We are going to see a rapid evolution in how we build and verify, likely manifesting in a few key ways:

Test-Driven Agent Patterns: We will take Test-Driven Development (TDD) to its logical extreme, deploying agents that are dedicated to writing tests. In the jmcc project, no codegen occurs until there is a failing test.
Intent-Based Automation (The "Owl Loop"): Instead of scripting brittle, step-by-step UI tests, teams will define high-level intent that will be continuously verified and reported.
Agentic CI/CD Pipelines: Your deployment pipeline won't just run static analysis or basic unit tests. It will host specialised, agentic reviewers that actively verify system design, conduct cybersecurity audits, and perform automated penetration testing.
Continuous Full-Stack Regression: We'll rely much heavier on simulated replicas of production environments.
From "Red/Green" to Probabilistic Confidence: This might be the most profound philosophical shift.

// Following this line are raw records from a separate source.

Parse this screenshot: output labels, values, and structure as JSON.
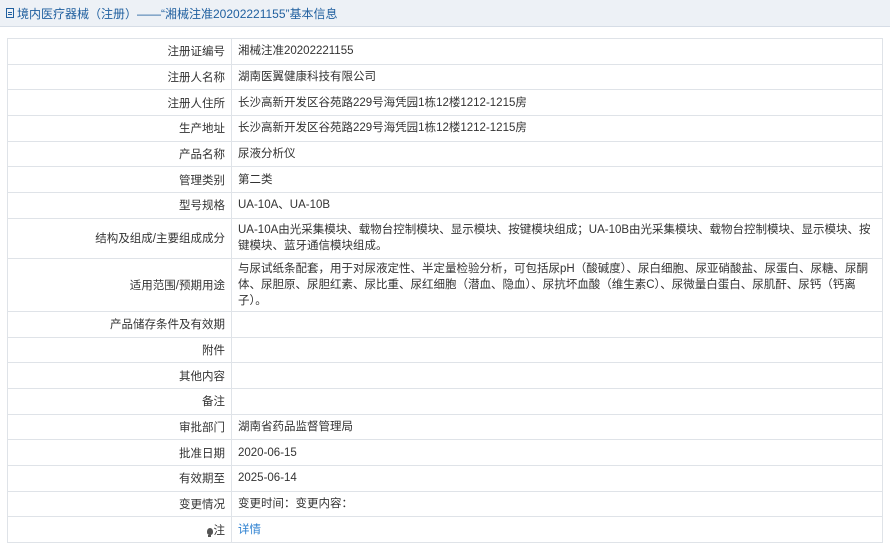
{
  "header": {
    "title": "境内医疗器械（注册）——“湘械注准20202221155”基本信息"
  },
  "fields": {
    "reg_no_label": "注册证编号",
    "reg_no": "湘械注准20202221155",
    "registrant_label": "注册人名称",
    "registrant": "湖南医翼健康科技有限公司",
    "registrant_addr_label": "注册人住所",
    "registrant_addr": "长沙高新开发区谷苑路229号海凭园1栋12楼1212-1215房",
    "prod_addr_label": "生产地址",
    "prod_addr": "长沙高新开发区谷苑路229号海凭园1栋12楼1212-1215房",
    "product_name_label": "产品名称",
    "product_name": "尿液分析仪",
    "category_label": "管理类别",
    "category": "第二类",
    "model_label": "型号规格",
    "model": "UA-10A、UA-10B",
    "structure_label": "结构及组成/主要组成成分",
    "structure": "UA-10A由光采集模块、载物台控制模块、显示模块、按键模块组成；UA-10B由光采集模块、载物台控制模块、显示模块、按键模块、蓝牙通信模块组成。",
    "usage_label": "适用范围/预期用途",
    "usage": "与尿试纸条配套，用于对尿液定性、半定量检验分析，可包括尿pH（酸碱度）、尿白细胞、尿亚硝酸盐、尿蛋白、尿糖、尿酮体、尿胆原、尿胆红素、尿比重、尿红细胞（潜血、隐血）、尿抗坏血酸（维生素C）、尿微量白蛋白、尿肌酐、尿钙（钙离子）。",
    "storage_label": "产品储存条件及有效期",
    "storage": "",
    "attachment_label": "附件",
    "attachment": "",
    "other_label": "其他内容",
    "other": "",
    "remark_label": "备注",
    "remark": "",
    "approver_label": "审批部门",
    "approver": "湖南省药品监督管理局",
    "approve_date_label": "批准日期",
    "approve_date": "2020-06-15",
    "valid_until_label": "有效期至",
    "valid_until": "2025-06-14",
    "change_label": "变更情况",
    "change": "变更时间：变更内容：",
    "note_label": "注",
    "note_link": "详情"
  },
  "icons": {
    "title_icon": "document-icon",
    "note_icon": "lightbulb-icon"
  }
}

As system development becomes more autonomous, we will likely move away from the binary comfort of a "pass/fail" test suite. Instead, we'll rely on heuristic-based statistics that measure the probability that a system meets our intent across a massive matrix of simulated scenarios.

If we fail to build these verification ecosystems, AI developed software is going to make our lives a lot worse. The cost of verification will simply be pushed downstream, our software testing processes will fail and we will drown in bugs.

If your day-to-day entailed writing & reviewing code, you likely already sense this shift, but this is an incredible opportunity.

It has always been true that strong software teams understand the value metrics behind what they build. Going forward, that understanding will be the job itself. The most successful engineers will be the ones who can define the value-axis with such precision that their systems can safely and systematically improve themselves. The role of the software engineer is shifting toward providing the rigorous specifications, simulations, and measurements that make autonomous development possible.